NORA O'BRIEN: What would happen is that the states would determine the amount of child support to be paid and so whatever that amount is, we create a national case order registering and they would do child support collections with payroll deduction and disperse it through Social Security Administration, and it's much more efficient than each state implementing a state-based system, it's - it's a system that it will come eventually because we're going to have to say that - we're going to - we've spent billions of dollars federally and so many states so still wouldn't even have their systems in place.
JEFFREY KAYE: But Florida Congressman Clay Shaw, chairman of the House subcommittee that overseas child support opposes federalization. He says the best system would be run by the states and coordinated by the federal government.

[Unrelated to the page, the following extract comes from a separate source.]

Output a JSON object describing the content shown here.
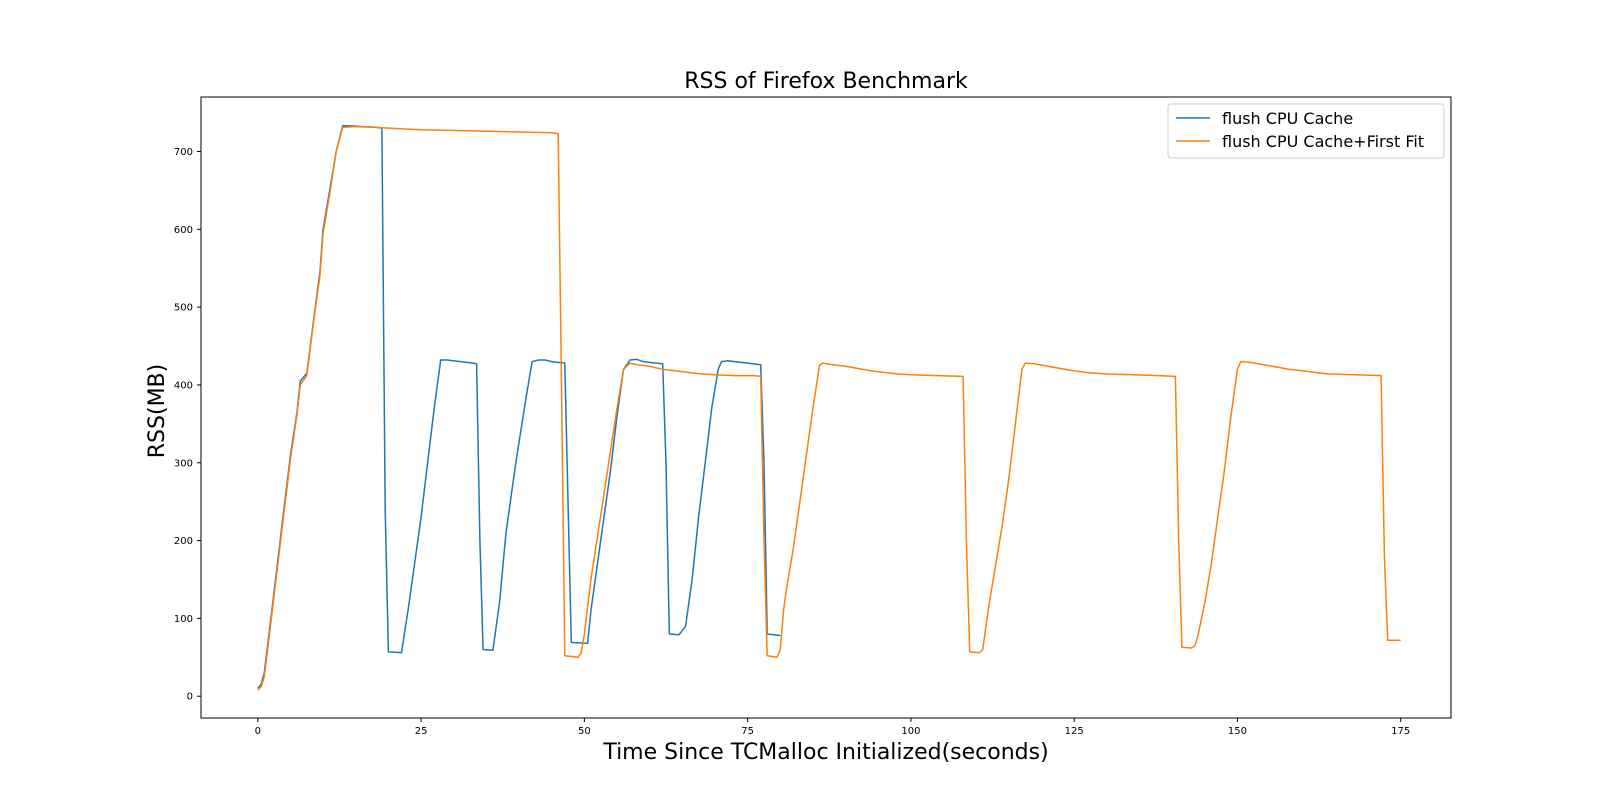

REP. CLAY SHAW: What we need to do and what I would like to see done is that we bring the present system into compliance -- if we can work for a better system later somewhere down the line - we will - but it's been very expensive to the states in order to come into compliance. But the federal government has funded the expense of bringing these states into compliance, so that this isn't an unfunded federal mandate. We're working together; we're getting great cooperation from the states, and I'm sure this whole thing will be worked out with only a few states not complying this year, and in the next couple of years I would say virtually all the states will be in compliance.
JEFFREY KAYE: California officials have complained about federal requirements but are now promising an automated system within three years. And Congress has enacted legislation to provide more federal funding for states that move families of welfare if they do a better job collecting child support.